Chesapeake CEO says Verdict could endanger future gas exploration

By David Hedges, Publisher

A $404 million verdict returned by a Roane County jury could endanger future natural gas exploration in the county, according to the head of one of the nation's largest gas companies and a defendant in the lawsuit.

Aubrey McClendon, CEO of Chesapeake Energy, appeared on television this weekend to discuss the outcome of the class action suit. After three weeks of testimony, a six-member jury awarded the plaintiffs $134.3 million in actual damages, and $270 million in punitive damages.

After the verdict was announced, the company threatened to halt plans to build a regional headquarters in West Virginia. In the latest interview, McClendon also threatened to stop drilling activity in Roane County.

McClendon said Chesapeake had undertaken an expensive project to find new locations to drill for gas. But he said unless the verdict is overturned, those plans might be scrapped.

"Right now we are just finishing the first large three-dimensional seismic survey ever shot in the state of West Virginia, which ironically is in Roane County," McClendon said. "We are kind of scratching our heads about what to do with it.

"We own most of the acreage already it's called 'held by production by shallower wells'," according to McClendon.

"In terms of timing, if we want to sit on this for the next 20 or 30 years we can certainly do that," he said. "I'm not willing at this point to commit to a big, new, large exploration program in the state of West Virginia when I don't know how the leases that I've inherited are going to be interpreted by judges across the state. We've got to get a definition on this."

The lawsuit filed on behalf of more than 8,000 gas well royalty owners alleged that Columbia Natural Resources (CNR), NiSource and related companies defrauded royalty owners out of royalty payments for gas taken from their wells.

The suit was filed in 2003. Chesapeake was aware of the pending case when it acquired CNR in 2005.

McClendon was interviewed by Bray Cary, president and CEO of West Virginia Media, for the weekly program "Decision Makers," which airs on several television stations in the state. The interview was conducted at Chesapeake headquarters in Oklahoma City.

The program, usually 30 minutes in length, was expanded to an hour to accommodate the interview and a rebuttal by Charleston attorney Scott Segal, one of the lawyers who represented the royalty owners.

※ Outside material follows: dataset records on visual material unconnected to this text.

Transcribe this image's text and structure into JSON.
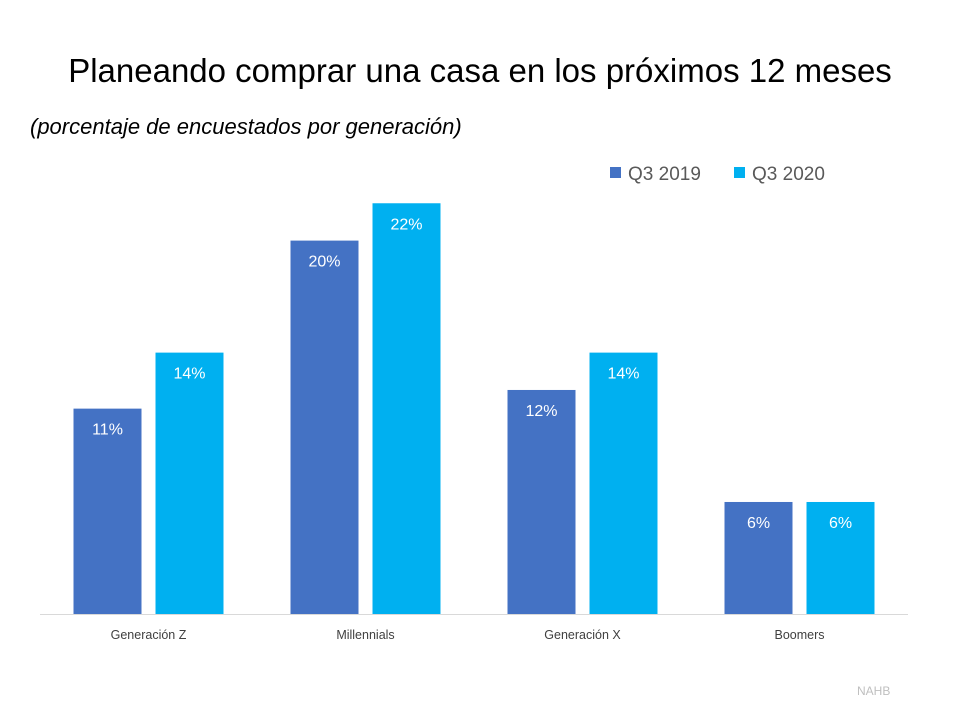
{
  "chart_data": {
    "type": "bar",
    "title": "Planeando comprar una casa en los próximos 12 meses",
    "subtitle": "(porcentaje de encuestados por generación)",
    "categories": [
      "Generación Z",
      "Millennials",
      "Generación X",
      "Boomers"
    ],
    "series": [
      {
        "name": "Q3 2019",
        "values": [
          11,
          20,
          12,
          6
        ],
        "color": "#4472C4"
      },
      {
        "name": "Q3 2020",
        "values": [
          14,
          22,
          14,
          6
        ],
        "color": "#00B0F0"
      }
    ],
    "data_label_suffix": "%",
    "ylim": [
      0,
      22
    ],
    "grid": false,
    "legend": "top-right",
    "source": "NAHB"
  }
}
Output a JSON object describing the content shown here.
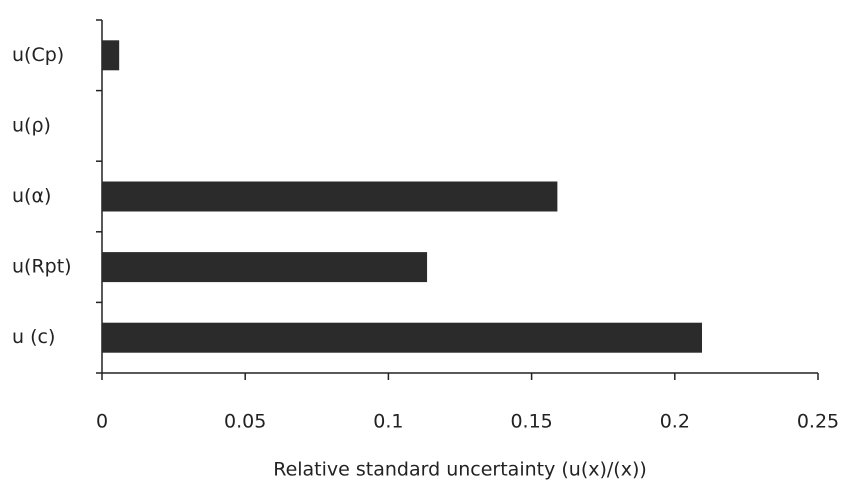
{
  "chart_data": {
    "type": "hbar",
    "categories": [
      "u(Cp)",
      "u(ρ)",
      "u(α)",
      "u(Rpt)",
      "u (c)"
    ],
    "values": [
      0.006,
      0,
      0.159,
      0.1135,
      0.2095
    ],
    "color": "#2b2b2b",
    "xlim": [
      0,
      0.25
    ],
    "xticks": [
      0,
      0.05,
      0.1,
      0.15,
      0.2,
      0.25
    ],
    "xlabel": "Relative standard uncertainty (u(x)/(x))"
  }
}
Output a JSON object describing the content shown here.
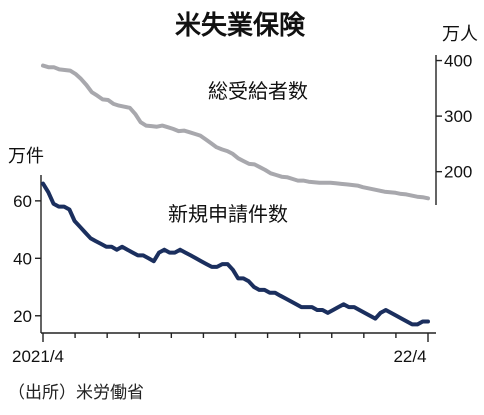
{
  "chart_data": [
    {
      "type": "line",
      "title": "米失業保険",
      "source": "（出所）米労働省",
      "x_start": "2021/4",
      "x_end": "22/4",
      "xticks": [
        "2021/4",
        "22/4"
      ],
      "top_panel": {
        "series_name": "総受給者数",
        "unit": "万人",
        "axis_side": "right",
        "ylim": [
          140,
          410
        ],
        "yticks": [
          200,
          300,
          400
        ],
        "color": "#a8a8ad",
        "values": [
          391,
          388,
          388,
          384,
          383,
          382,
          376,
          367,
          356,
          343,
          337,
          330,
          329,
          322,
          319,
          317,
          315,
          304,
          289,
          283,
          282,
          281,
          283,
          280,
          277,
          273,
          274,
          271,
          268,
          265,
          258,
          251,
          244,
          240,
          237,
          232,
          224,
          219,
          214,
          213,
          208,
          203,
          197,
          194,
          191,
          190,
          187,
          184,
          184,
          182,
          181,
          180,
          180,
          180,
          179,
          178,
          177,
          176,
          175,
          172,
          170,
          168,
          166,
          164,
          163,
          162,
          160,
          159,
          157,
          155,
          154,
          152
        ]
      },
      "bottom_panel": {
        "series_name": "新規申請件数",
        "unit": "万件",
        "axis_side": "left",
        "ylim": [
          14,
          69
        ],
        "yticks": [
          20,
          40,
          60
        ],
        "color": "#1b2f5e",
        "values": [
          66,
          63,
          59,
          58,
          58,
          57,
          53,
          51,
          49,
          47,
          46,
          45,
          44,
          44,
          43,
          44,
          43,
          42,
          41,
          41,
          40,
          39,
          42,
          43,
          42,
          42,
          43,
          42,
          41,
          40,
          39,
          38,
          37,
          37,
          38,
          38,
          36,
          33,
          33,
          32,
          30,
          29,
          29,
          28,
          28,
          27,
          26,
          25,
          24,
          23,
          23,
          23,
          22,
          22,
          21,
          22,
          23,
          24,
          23,
          23,
          22,
          21,
          20,
          19,
          21,
          22,
          21,
          20,
          19,
          18,
          17,
          17,
          18,
          18
        ]
      }
    }
  ]
}
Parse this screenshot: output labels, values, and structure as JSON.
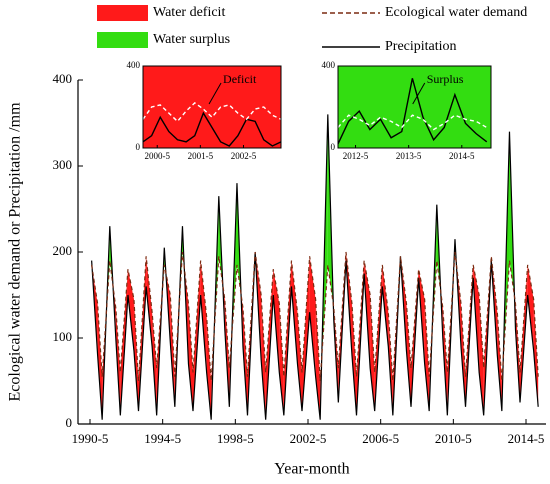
{
  "chart_data": [
    {
      "type": "line",
      "y_label": "Ecological water demand or Precipitation /mm",
      "x_label": "Year-month",
      "xlim": [
        1989.67,
        2015.43
      ],
      "xticks": [
        {
          "value": 1990.33,
          "label": "1990-5"
        },
        {
          "value": 1994.33,
          "label": "1994-5"
        },
        {
          "value": 1998.33,
          "label": "1998-5"
        },
        {
          "value": 2002.33,
          "label": "2002-5"
        },
        {
          "value": 2006.33,
          "label": "2006-5"
        },
        {
          "value": 2010.33,
          "label": "2010-5"
        },
        {
          "value": 2014.33,
          "label": "2014-5"
        }
      ],
      "ylim": [
        0,
        400
      ],
      "yticks": [
        0,
        100,
        200,
        300,
        400
      ],
      "fills": [
        {
          "name": "Water deficit",
          "color": "#ff1a1a"
        },
        {
          "name": "Water surplus",
          "color": "#33dd11"
        }
      ],
      "x": [
        1990.42,
        1990.75,
        1991.0,
        1991.42,
        1991.75,
        1992.0,
        1992.42,
        1992.75,
        1993.0,
        1993.42,
        1993.75,
        1994.0,
        1994.42,
        1994.75,
        1995.0,
        1995.42,
        1995.75,
        1996.0,
        1996.42,
        1996.75,
        1997.0,
        1997.42,
        1997.75,
        1998.0,
        1998.42,
        1998.75,
        1999.0,
        1999.42,
        1999.75,
        2000.0,
        2000.42,
        2000.75,
        2001.0,
        2001.42,
        2001.75,
        2002.0,
        2002.42,
        2002.75,
        2003.0,
        2003.42,
        2003.75,
        2004.0,
        2004.42,
        2004.75,
        2005.0,
        2005.42,
        2005.75,
        2006.0,
        2006.42,
        2006.75,
        2007.0,
        2007.42,
        2007.75,
        2008.0,
        2008.42,
        2008.75,
        2009.0,
        2009.42,
        2009.75,
        2010.0,
        2010.42,
        2010.75,
        2011.0,
        2011.42,
        2011.75,
        2012.0,
        2012.42,
        2012.75,
        2013.0,
        2013.42,
        2013.75,
        2014.0,
        2014.42,
        2014.75,
        2015.0
      ],
      "series": [
        {
          "name": "Precipitation",
          "color": "#000000",
          "dash": false,
          "values": [
            190,
            80,
            5,
            230,
            100,
            10,
            150,
            85,
            15,
            160,
            90,
            10,
            205,
            95,
            20,
            230,
            70,
            15,
            150,
            60,
            5,
            265,
            110,
            20,
            280,
            90,
            10,
            200,
            75,
            5,
            150,
            60,
            10,
            160,
            70,
            15,
            130,
            55,
            5,
            360,
            120,
            25,
            190,
            80,
            10,
            175,
            65,
            15,
            160,
            90,
            10,
            195,
            85,
            20,
            170,
            70,
            15,
            255,
            100,
            10,
            215,
            90,
            20,
            170,
            60,
            10,
            190,
            80,
            15,
            340,
            110,
            25,
            150,
            85,
            20
          ]
        },
        {
          "name": "Ecological water demand",
          "color": "#7a2a10",
          "dash": true,
          "values": [
            185,
            140,
            55,
            190,
            135,
            60,
            180,
            145,
            50,
            195,
            130,
            65,
            185,
            150,
            55,
            200,
            140,
            60,
            190,
            125,
            50,
            195,
            145,
            65,
            185,
            135,
            55,
            200,
            150,
            60,
            180,
            140,
            55,
            190,
            130,
            60,
            195,
            145,
            50,
            185,
            135,
            65,
            200,
            140,
            55,
            190,
            150,
            60,
            185,
            130,
            50,
            195,
            140,
            65,
            180,
            145,
            55,
            190,
            135,
            60,
            200,
            140,
            55,
            185,
            150,
            65,
            195,
            130,
            50,
            190,
            140,
            60,
            185,
            145,
            55
          ]
        }
      ]
    },
    {
      "type": "inset",
      "background": "#ff1a1a",
      "annotation": "Deficit",
      "xlim": [
        2000.0,
        2003.2
      ],
      "xticks": [
        {
          "value": 2000.33,
          "label": "2000-5"
        },
        {
          "value": 2001.33,
          "label": "2001-5"
        },
        {
          "value": 2002.33,
          "label": "2002-5"
        }
      ],
      "ylim": [
        0,
        400
      ],
      "yticks": [
        0,
        400
      ],
      "x": [
        2000.0,
        2000.2,
        2000.4,
        2000.6,
        2000.8,
        2001.0,
        2001.2,
        2001.4,
        2001.6,
        2001.8,
        2002.0,
        2002.2,
        2002.4,
        2002.6,
        2002.8,
        2003.0,
        2003.2
      ],
      "series": [
        {
          "name": "Precipitation",
          "color": "#000000",
          "dash": false,
          "values": [
            30,
            60,
            150,
            80,
            40,
            30,
            60,
            170,
            100,
            30,
            10,
            60,
            140,
            130,
            40,
            10,
            30
          ]
        },
        {
          "name": "Ecological water demand",
          "color": "#ffffff",
          "dash": true,
          "values": [
            140,
            200,
            210,
            170,
            130,
            180,
            220,
            190,
            150,
            200,
            210,
            170,
            140,
            190,
            200,
            160,
            140
          ]
        }
      ]
    },
    {
      "type": "inset",
      "background": "#33dd11",
      "annotation": "Surplus",
      "xlim": [
        2012.0,
        2014.88
      ],
      "xticks": [
        {
          "value": 2012.33,
          "label": "2012-5"
        },
        {
          "value": 2013.33,
          "label": "2013-5"
        },
        {
          "value": 2014.33,
          "label": "2014-5"
        }
      ],
      "ylim": [
        0,
        400
      ],
      "yticks": [
        0,
        400
      ],
      "x": [
        2012.0,
        2012.2,
        2012.4,
        2012.6,
        2012.8,
        2013.0,
        2013.2,
        2013.4,
        2013.6,
        2013.8,
        2014.0,
        2014.2,
        2014.4,
        2014.6,
        2014.8
      ],
      "series": [
        {
          "name": "Precipitation",
          "color": "#000000",
          "dash": false,
          "values": [
            20,
            130,
            180,
            90,
            140,
            50,
            80,
            340,
            150,
            40,
            100,
            260,
            120,
            70,
            30
          ]
        },
        {
          "name": "Ecological water demand",
          "color": "#ffffff",
          "dash": true,
          "values": [
            100,
            160,
            140,
            110,
            150,
            130,
            100,
            160,
            140,
            90,
            120,
            160,
            140,
            130,
            100
          ]
        }
      ]
    }
  ]
}
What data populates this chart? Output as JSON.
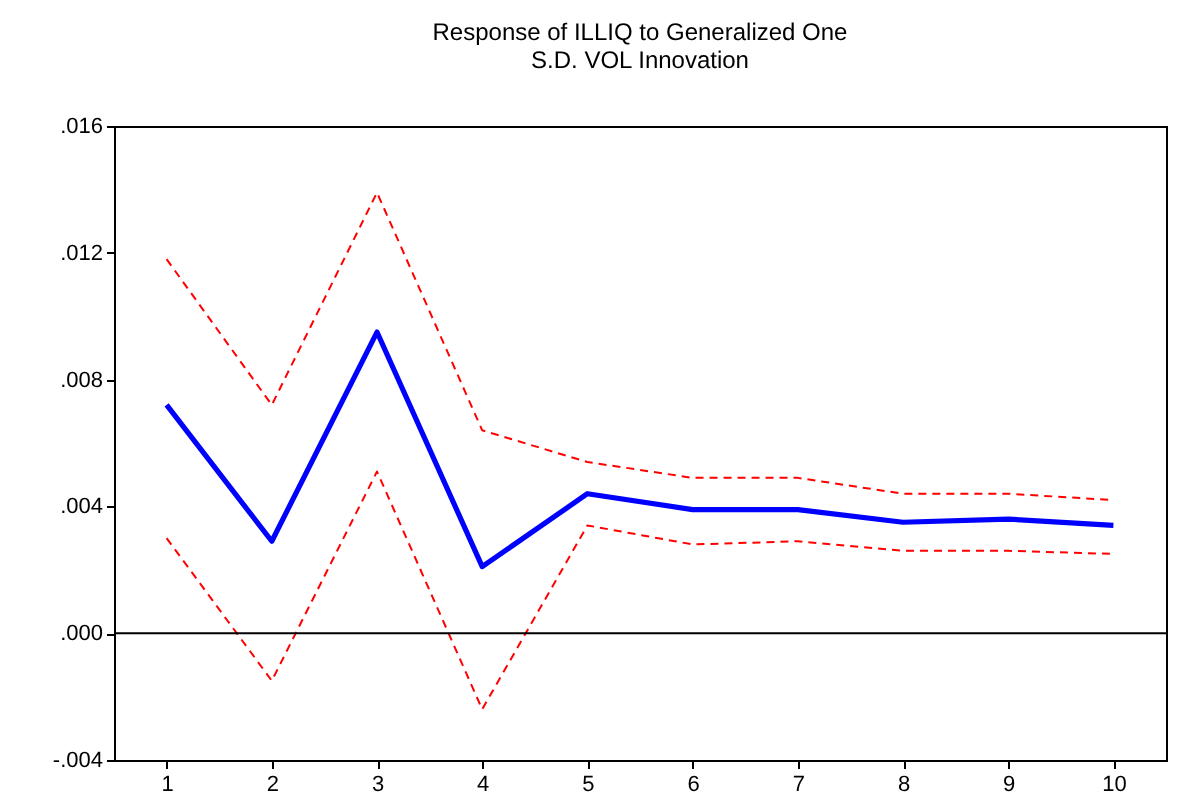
{
  "chart_data": {
    "type": "line",
    "title": "Response of ILLIQ to Generalized One\nS.D. VOL Innovation",
    "categories": [
      "1",
      "2",
      "3",
      "4",
      "5",
      "6",
      "7",
      "8",
      "9",
      "10"
    ],
    "ylim": [
      -0.004,
      0.016
    ],
    "yticks": [
      {
        "value": -0.004,
        "label": "-.004"
      },
      {
        "value": 0,
        "label": ".000"
      },
      {
        "value": 0.004,
        "label": ".004"
      },
      {
        "value": 0.008,
        "label": ".008"
      },
      {
        "value": 0.012,
        "label": ".012"
      },
      {
        "value": 0.016,
        "label": ".016"
      }
    ],
    "grid": false,
    "marker": "none",
    "ref_lines": [
      {
        "axis": "y",
        "value": 0,
        "color": "#000000"
      }
    ],
    "series": [
      {
        "color": "#ff0000",
        "line_style": "dashed",
        "values": [
          0.0118,
          0.0072,
          0.0139,
          0.0064,
          0.0054,
          0.0049,
          0.0049,
          0.0044,
          0.0044,
          0.0042
        ]
      },
      {
        "color": "#0000ff",
        "line_style": "solid",
        "values": [
          0.0072,
          0.0029,
          0.0095,
          0.0021,
          0.0044,
          0.0039,
          0.0039,
          0.0035,
          0.0036,
          0.0034
        ]
      },
      {
        "color": "#ff0000",
        "line_style": "dashed",
        "values": [
          0.003,
          -0.0015,
          0.0051,
          -0.0024,
          0.0034,
          0.0028,
          0.0029,
          0.0026,
          0.0026,
          0.0025
        ]
      }
    ]
  }
}
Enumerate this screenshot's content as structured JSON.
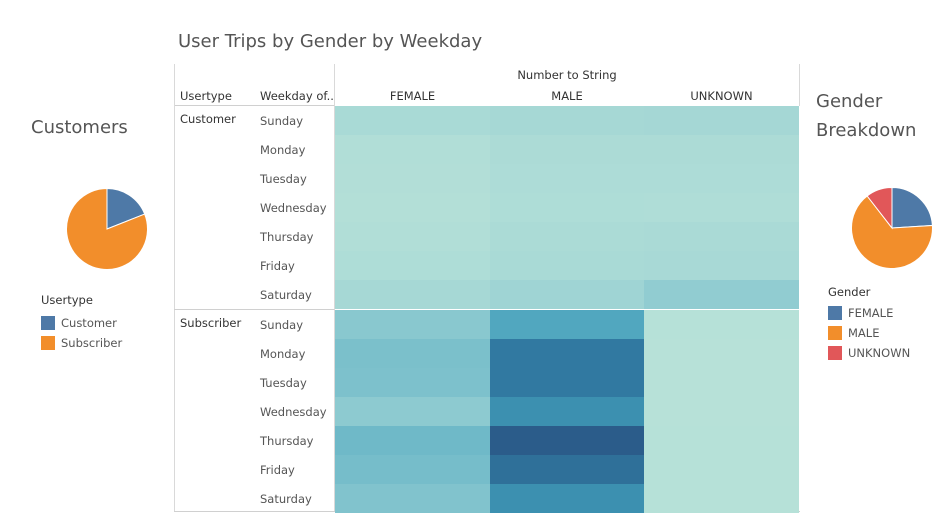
{
  "title": "User Trips by Gender by Weekday",
  "customers_pie": {
    "title": "Customers",
    "legend_title": "Usertype",
    "slices": [
      {
        "label": "Customer",
        "value": 0.19,
        "color": "#4e79a7"
      },
      {
        "label": "Subscriber",
        "value": 0.81,
        "color": "#f28e2b"
      }
    ]
  },
  "gender_pie": {
    "title_line1": "Gender",
    "title_line2": "Breakdown",
    "legend_title": "Gender",
    "slices": [
      {
        "label": "FEMALE",
        "value": 0.24,
        "color": "#4e79a7"
      },
      {
        "label": "MALE",
        "value": 0.655,
        "color": "#f28e2b"
      },
      {
        "label": "UNKNOWN",
        "value": 0.105,
        "color": "#e15759"
      }
    ]
  },
  "table": {
    "col_group_header": "Number to String",
    "row_header_1": "Usertype",
    "row_header_2": "Weekday of..",
    "columns": [
      "FEMALE",
      "MALE",
      "UNKNOWN"
    ]
  },
  "chart_data": {
    "type": "heatmap",
    "title": "User Trips by Gender by Weekday",
    "x_header": "Number to String",
    "x": [
      "FEMALE",
      "MALE",
      "UNKNOWN"
    ],
    "groups": [
      {
        "usertype": "Customer",
        "weekdays": [
          "Sunday",
          "Monday",
          "Tuesday",
          "Wednesday",
          "Thursday",
          "Friday",
          "Saturday"
        ],
        "values": [
          [
            0.19,
            0.22,
            0.23
          ],
          [
            0.12,
            0.16,
            0.16
          ],
          [
            0.11,
            0.15,
            0.15
          ],
          [
            0.1,
            0.14,
            0.13
          ],
          [
            0.12,
            0.17,
            0.18
          ],
          [
            0.14,
            0.19,
            0.2
          ],
          [
            0.22,
            0.27,
            0.34
          ]
        ]
      },
      {
        "usertype": "Subscriber",
        "weekdays": [
          "Sunday",
          "Monday",
          "Tuesday",
          "Wednesday",
          "Thursday",
          "Friday",
          "Saturday"
        ],
        "values": [
          [
            0.38,
            0.62,
            0.07
          ],
          [
            0.45,
            0.85,
            0.06
          ],
          [
            0.44,
            0.85,
            0.06
          ],
          [
            0.36,
            0.74,
            0.06
          ],
          [
            0.5,
            1.0,
            0.07
          ],
          [
            0.47,
            0.9,
            0.07
          ],
          [
            0.42,
            0.74,
            0.07
          ]
        ]
      }
    ],
    "color_low": "#bde5d9",
    "color_high": "#2b5c8a"
  }
}
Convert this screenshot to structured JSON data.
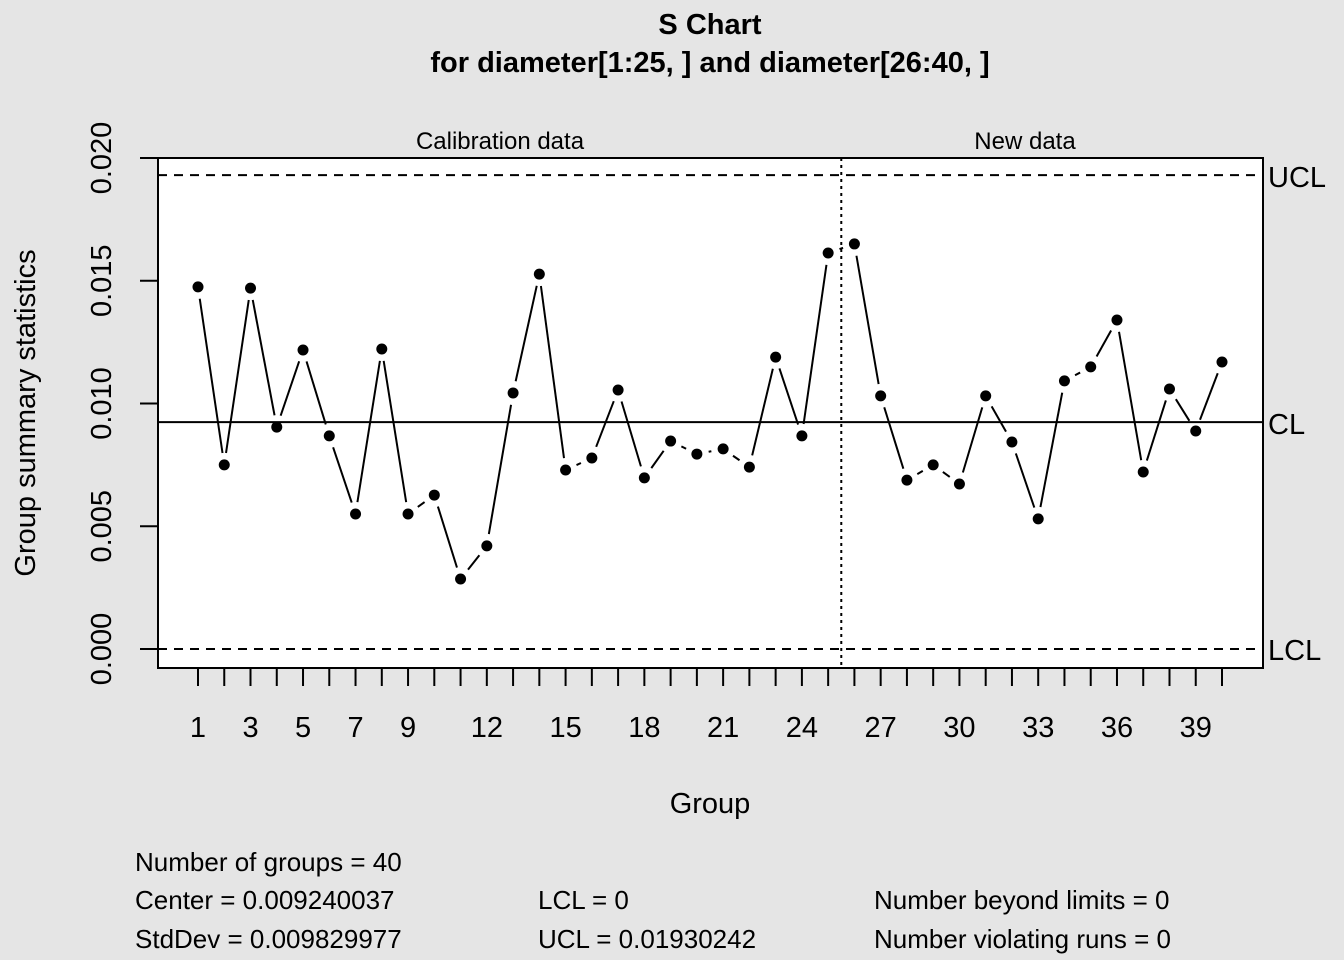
{
  "chart_data": {
    "type": "line",
    "title": "S Chart",
    "subtitle": "for diameter[1:25, ] and diameter[26:40, ]",
    "xlabel": "Group",
    "ylabel": "Group summary statistics",
    "ylim": [
      0,
      0.02
    ],
    "yticks": [
      "0.000",
      "0.005",
      "0.010",
      "0.015",
      "0.020"
    ],
    "ytick_values": [
      0,
      0.005,
      0.01,
      0.015,
      0.02
    ],
    "xtick_labels": [
      1,
      3,
      5,
      7,
      9,
      12,
      15,
      18,
      21,
      24,
      27,
      30,
      33,
      36,
      39
    ],
    "sections": [
      {
        "label": "Calibration data",
        "groups": [
          1,
          25
        ]
      },
      {
        "label": "New data",
        "groups": [
          26,
          40
        ]
      }
    ],
    "limits": {
      "UCL": 0.01930242,
      "CL": 0.009240037,
      "LCL": 0,
      "ucl_label": "UCL",
      "cl_label": "CL",
      "lcl_label": "LCL"
    },
    "x": [
      1,
      2,
      3,
      4,
      5,
      6,
      7,
      8,
      9,
      10,
      11,
      12,
      13,
      14,
      15,
      16,
      17,
      18,
      19,
      20,
      21,
      22,
      23,
      24,
      25,
      26,
      27,
      28,
      29,
      30,
      31,
      32,
      33,
      34,
      35,
      36,
      37,
      38,
      39,
      40
    ],
    "values": [
      0.01475,
      0.0075,
      0.0147,
      0.00904,
      0.01218,
      0.00868,
      0.0055,
      0.01222,
      0.0055,
      0.00627,
      0.00285,
      0.0042,
      0.01043,
      0.01527,
      0.00729,
      0.00778,
      0.01055,
      0.00697,
      0.00847,
      0.00794,
      0.00815,
      0.00741,
      0.01189,
      0.00868,
      0.01613,
      0.0165,
      0.01031,
      0.00688,
      0.0075,
      0.00672,
      0.01031,
      0.00843,
      0.0053,
      0.01092,
      0.01149,
      0.0134,
      0.00721,
      0.01059,
      0.00888,
      0.01169
    ]
  },
  "stats": {
    "groups": "Number of groups = 40",
    "center": "Center = 0.009240037",
    "stddev": "StdDev = 0.009829977",
    "lcl": "LCL = 0",
    "ucl": "UCL = 0.01930242",
    "beyond": "Number beyond limits = 0",
    "violating": "Number violating runs = 0"
  }
}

Segal agreed with Cary that the verdict could be the largest ever in the state.

"It may be indeed," Segal said.

But in terms of the punitive damages, Segal said the verdict was well below the maximum of five to nines times the actual damages set by previous court rulings.

Segal said every award of punitive damages in West Virginia must be reviewed by the trial judge to see if the amount is justified and reasonable. He said he expected the punitive damages to be upheld.

"I don't have any doubt in my mind it will stand," Segal said, "because it doesn't approach any case that has been reversed by our court or the U.S. Supreme Court."

Cary told McClendon that the verdict came in what was considered a conservative county, and the presiding judge was a conservative Republican.

"Lord help us if we get before a liberal Democratic judge, I guess," McClendon said. "It really boggles the mind and makes us even more determined to press for change in West Virginia.

"I think it sends an even more chilling message that, from a businessperson's perspective, that if this is the most sympathetic forum we could have found in West Virginia and this is what happened, imagine what would have happened in an unsympathetic forum."

Former Roane prosecuting attorney Tom Evans, one of two judges in the circuit, presided over the trial and must review the case before the jury's verdict is finalized.

Shortly after the jury verdict was returned on Jan. 27, Chesapeake officials said they were reconsidering their previously announced plans to build their eastern regional headquarters in Charleston.

McClendon said Chesapeake's drilling activity in the eastern U.S. encompassed several states, from New York to Alabama, and the company could locate a regional headquarters in any of those states.

"We're within six months of having to make a decision about whether it's Pittsburgh, Richmond, Knoxville or any other place along the East Coast," he said.

McClendon said he hoped that the judgment would get the attention of officials around the state.

"It needs to be repudiated politically, it needs to be repudiated legislatively and frankly, legally, when it goes to the Supreme Court," he said. "If it's not overturned at this judge's level, which seems unlikely, it needs to be addressed in all three branches of government."

McClendon said Chesapeake was eager to drill new wells in the state.

"We really came (to West Virginia) to find new reserves of natural gas," he said. "If we're going to create tens of millions of dollars of new value for royalty owners and vendors across the state, we need to find new reserves of natural gas."

A check of records at the Roane courthouse showed 13 Chesapeake leases were recorded last week. However, those leases had been signed by royalty owners between September and November of last year, well ahead of the jury's verdict.